The risk of ovarian hyperstimulation syndrome (OHSS) is a known complication of controlled ovarian stimulation. One patient in the present study developed a mild OHSS, but the start of cancer treatment did not have to be postponed in any of the patients. The overall risk of severe OHSS is low, and in cancer patients it is also reduced, given that pregnancy will not occur; however, the risk should not be underestimated. Careful selection of the gonadotropin starting dosage, close monitoring, and step-down dosing are critical for avoiding complications. Triggering using a GnRH agonist alone or together with low-dose hCG might potentially further reduce the risk of hyperstimulation [26, 27].
A potential side effect of the subsequent use of oocyte retrieval and ovarian tissue extraction may be bleeding in the residual ovarian tissue. Stimulated ovaries are more fragile than unstimulated ovarian tissue, which has a more compact structure. Stimulated ovaries have to be handled with greater care in comparison with unstimulated ovaries, to avoid injuries to the surface and to minimize possible tissue damage and bleeding. However, no side effects of this type were observed in any of the patients.
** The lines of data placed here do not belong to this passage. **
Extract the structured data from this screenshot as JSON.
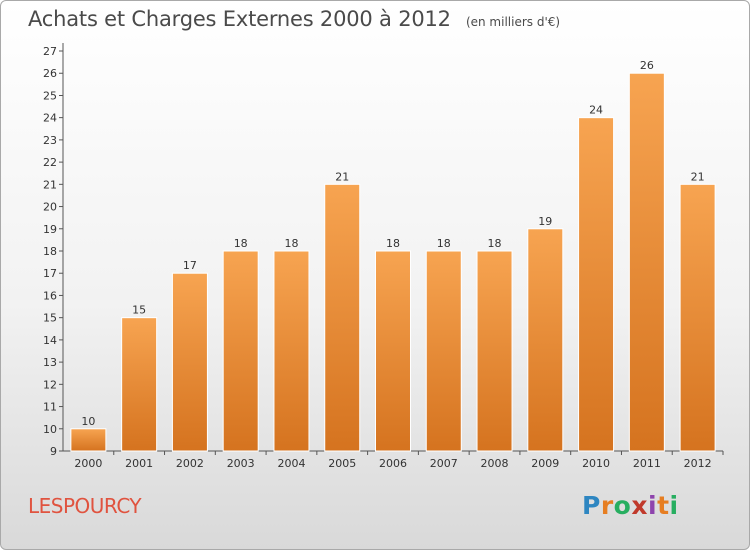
{
  "header": {
    "title": "Achats et Charges Externes 2000 à 2012",
    "subtitle": "(en milliers d'€)"
  },
  "footer": {
    "commune": "LESPOURCY",
    "logo_text": "Proxiti"
  },
  "colors": {
    "bar_top": "#f7a451",
    "bar_bottom": "#d5731f",
    "commune": "#e0533f"
  },
  "chart_data": {
    "type": "bar",
    "title": "Achats et Charges Externes 2000 à 2012",
    "subtitle": "(en milliers d'€)",
    "categories": [
      "2000",
      "2001",
      "2002",
      "2003",
      "2004",
      "2005",
      "2006",
      "2007",
      "2008",
      "2009",
      "2010",
      "2011",
      "2012"
    ],
    "values": [
      10,
      15,
      17,
      18,
      18,
      21,
      18,
      18,
      18,
      19,
      24,
      26,
      21
    ],
    "xlabel": "",
    "ylabel": "",
    "ylim": [
      9,
      27
    ],
    "yticks": [
      9,
      10,
      11,
      12,
      13,
      14,
      15,
      16,
      17,
      18,
      19,
      20,
      21,
      22,
      23,
      24,
      25,
      26,
      27
    ],
    "grid": false,
    "legend": "none"
  }
}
Several attempts have been made to improve the effectiveness of fertility preservation programs by combining different techniques. Removing ovarian tissue first and starting ovarian stimulation approximately 1–2 days later is an effective alternative approach. The partial removal of ovarian tissue does not substantially affect the average number or quality of oocytes retrieved after ovarian stimulation .
The combination of cryopreservation of ovarian tissue before chemotherapy and ovarian stimulation after the start of chemotherapy should no longer be carried out, as the efficacy of IVF is dramatically reduced even after one round of chemotherapy and high rates of malformation of offspring after treatment with alkylating agents have been demonstrated experimentally [28, 29].
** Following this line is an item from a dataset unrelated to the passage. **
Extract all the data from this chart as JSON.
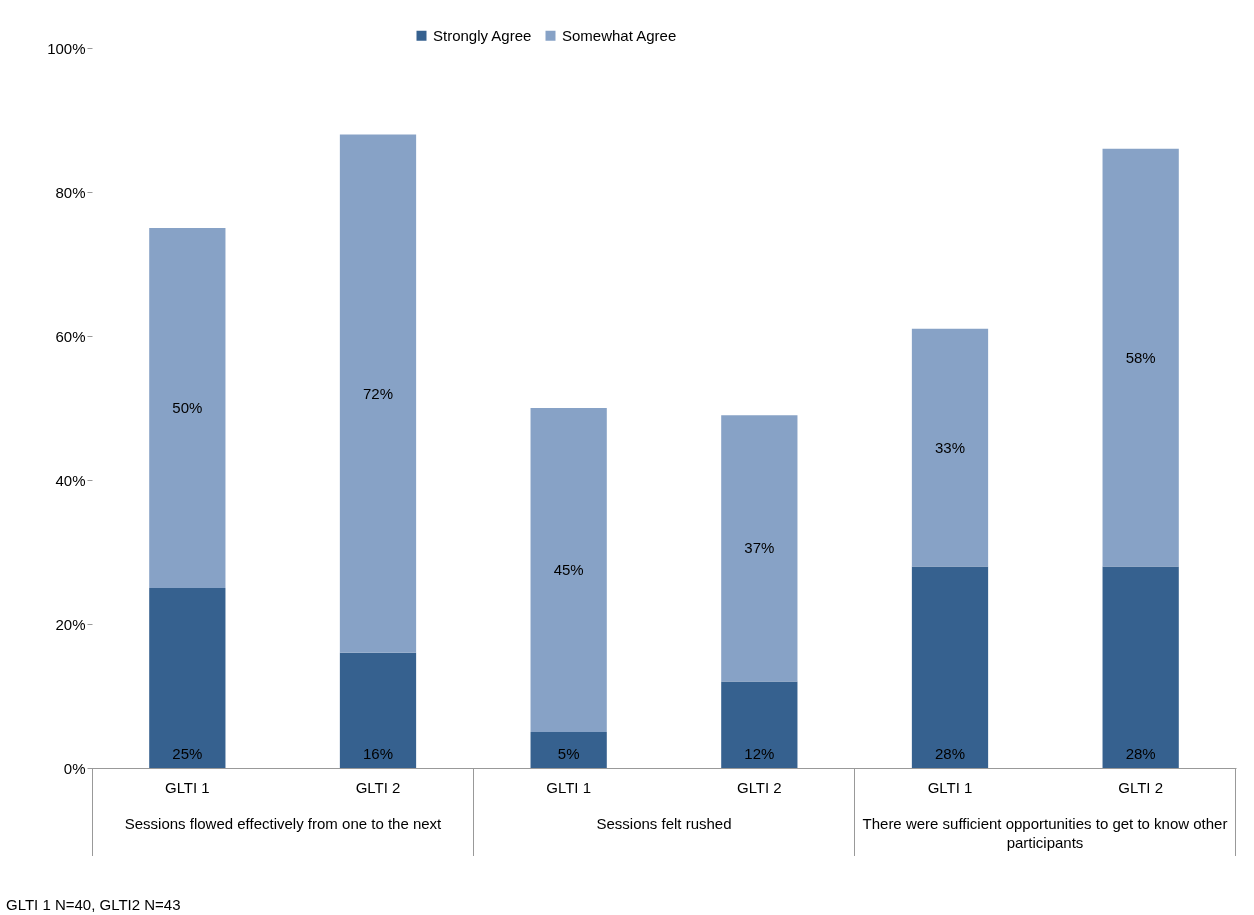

If there is no time for ovarian stimulation, cryopreservation of oocytes retrieved during dissection of resected ovarian tissue has also been reported as a potential strategy for preserving fertility in patients with cancer. The combination of in vitro maturation (IVM) with oocyte cryopreservation prevents any delay in cancer treatment and avoids the risks associated with high estradiol levels in hormone-sensitive tumors . Although healthy infants have been born following IVM, implantation and pregnancy rates are generally lower than for IVF with mature oocytes [31, 32].
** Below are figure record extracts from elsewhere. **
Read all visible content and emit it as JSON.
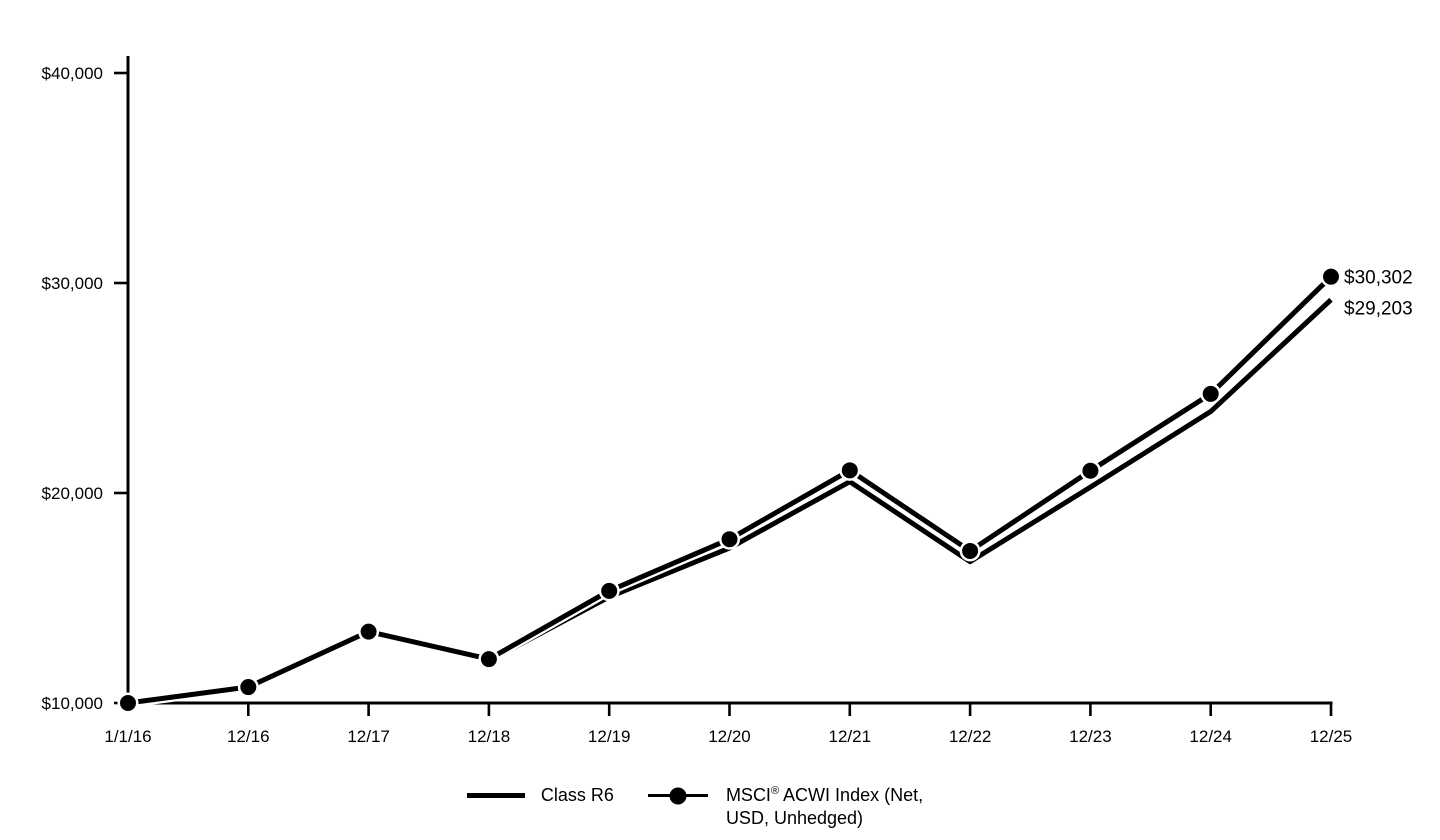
{
  "colors": {
    "foreground": "#000000",
    "background": "#ffffff"
  },
  "chart_data": {
    "type": "line",
    "title": "",
    "xlabel": "",
    "ylabel": "",
    "grid": false,
    "legend_position": "bottom",
    "x_labels": [
      "1/1/16",
      "12/16",
      "12/17",
      "12/18",
      "12/19",
      "12/20",
      "12/21",
      "12/22",
      "12/23",
      "12/24",
      "12/25"
    ],
    "y_axis": {
      "range": [
        10000,
        40000
      ],
      "ticks": [
        {
          "value": 10000,
          "label": "$10,000"
        },
        {
          "value": 20000,
          "label": "$20,000"
        },
        {
          "value": 30000,
          "label": "$30,000"
        },
        {
          "value": 40000,
          "label": "$40,000"
        }
      ]
    },
    "series": [
      {
        "name": "Class R6",
        "marker": false,
        "color": "#000000",
        "end_label": "$29,203",
        "values": [
          10000,
          10700,
          13330,
          12010,
          15050,
          17380,
          20540,
          16730,
          20280,
          23880,
          29203
        ]
      },
      {
        "name": "MSCI® ACWI Index (Net, USD, Unhedged)",
        "marker": true,
        "color": "#000000",
        "end_label": "$30,302",
        "values": [
          10000,
          10760,
          13400,
          12090,
          15340,
          17800,
          21080,
          17240,
          21060,
          24720,
          30302
        ]
      }
    ]
  },
  "legend": {
    "items": [
      {
        "id": "class-r6",
        "swatch": "line",
        "text": "Class R6"
      },
      {
        "id": "msci-acwi",
        "swatch": "line-marker",
        "text_prefix": "MSCI",
        "text_sup": "®",
        "text_line1_rest": " ACWI Index (Net,",
        "text_line2": "USD, Unhedged)"
      }
    ]
  }
}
Administration of GnRH-agonist analogs, in an attempt to reduce the gonadotoxic effects of chemotherapy by simulating a prepubertal hormonal milieu, is another fertility preservation method and should be combined with other fertility-protecting measures as well if possible. Although conclusive proof is still awaited, there is increasing evidence that GnRH agonists are effective in protecting the ovaries . Administration of these agents may be considered on an individual basis, as the method is safe, noninvasive, and easy to administer.